Plagiarism is the act of appropriating the intellectual property of others and passing the material off as one’s own creation [Webster, 2009] is a subject we thought was left behind in school. Really, all one needs to do is use a pair of quotation marks and a few words which say that we were clever enough to find someone else’s better composition. Here, in a NYLJ article we see a multi-million dollar plagiarism-legal malpractice law suit against the IP firm Ropes & Grey. Here, with proper attribution is the story by Nate Raymond:
"Vladimir Drozdoff had just started working at Cold Spring Harbor Laboratory when he was asked to investigate why a patent had been denied for what the lab considered a genetics breakthrough.
Cold Spring, the former home of DNA researcher James Watson, is well known for genetics research. But the U.S. Patent and Trademark Office in 2007 denied one of its top scientists, Gregory Hannon, a patent for technology that would allow researchers to selectively turn off genes.
Mr. Drozdoff’s probe led him to conclude that Matthew Vincent, a partner at Cold Springs’ outside counsel Ropes & Gray, had plagiarized a patent by a rival researcher. Mr. Drozdoff, a former senior IP associate at Kaye Scholer, discovered that 11 pages of text in Mr. Hannon’s patent application had been lifted without citation directly from one by Andrew Fire, a Nobel Prize winner in medicine. Many of Mr. Hannon’s other patent applications contained similar copied passages.
In February, Cold Spring sued Ropes & Gray in the U.S. District Court for the Eastern District, accusing the firm and Mr. Vincent of malpractice. Cold Spring, represented by Chad Ziegler at Scully Scott Murphy & Presser in Garden City, claims it has lost millions of dollars in potential licensing and royalty revenue, and seeks $37.5 million to $82.5 million, plus punitive damages.

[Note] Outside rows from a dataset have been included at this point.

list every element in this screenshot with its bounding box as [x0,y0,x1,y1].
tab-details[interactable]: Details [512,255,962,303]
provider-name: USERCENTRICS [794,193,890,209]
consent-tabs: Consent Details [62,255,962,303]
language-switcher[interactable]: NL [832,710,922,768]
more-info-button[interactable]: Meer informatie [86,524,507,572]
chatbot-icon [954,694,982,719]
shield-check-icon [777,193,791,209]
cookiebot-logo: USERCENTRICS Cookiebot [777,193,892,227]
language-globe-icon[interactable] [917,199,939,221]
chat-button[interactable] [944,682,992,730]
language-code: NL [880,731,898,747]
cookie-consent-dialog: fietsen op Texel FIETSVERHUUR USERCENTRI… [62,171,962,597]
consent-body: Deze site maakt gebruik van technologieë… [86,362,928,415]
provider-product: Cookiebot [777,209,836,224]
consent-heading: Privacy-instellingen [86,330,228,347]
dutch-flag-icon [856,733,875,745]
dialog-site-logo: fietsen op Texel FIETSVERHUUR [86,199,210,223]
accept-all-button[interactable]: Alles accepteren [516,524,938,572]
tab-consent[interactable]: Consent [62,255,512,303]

Ropes & Gray, in a motion to dismiss filed Tuesday, contends the alleged copying was not the cause of the rejection of the applications. "Cold Spring Harbor Laboratory’s lawsuit lacks merit because the determination of the [Patent and Trademark Office] to reject the patent applications is based on the existence of prior work of other respected scientists and not on our firm’s efforts," the firm said in a statement."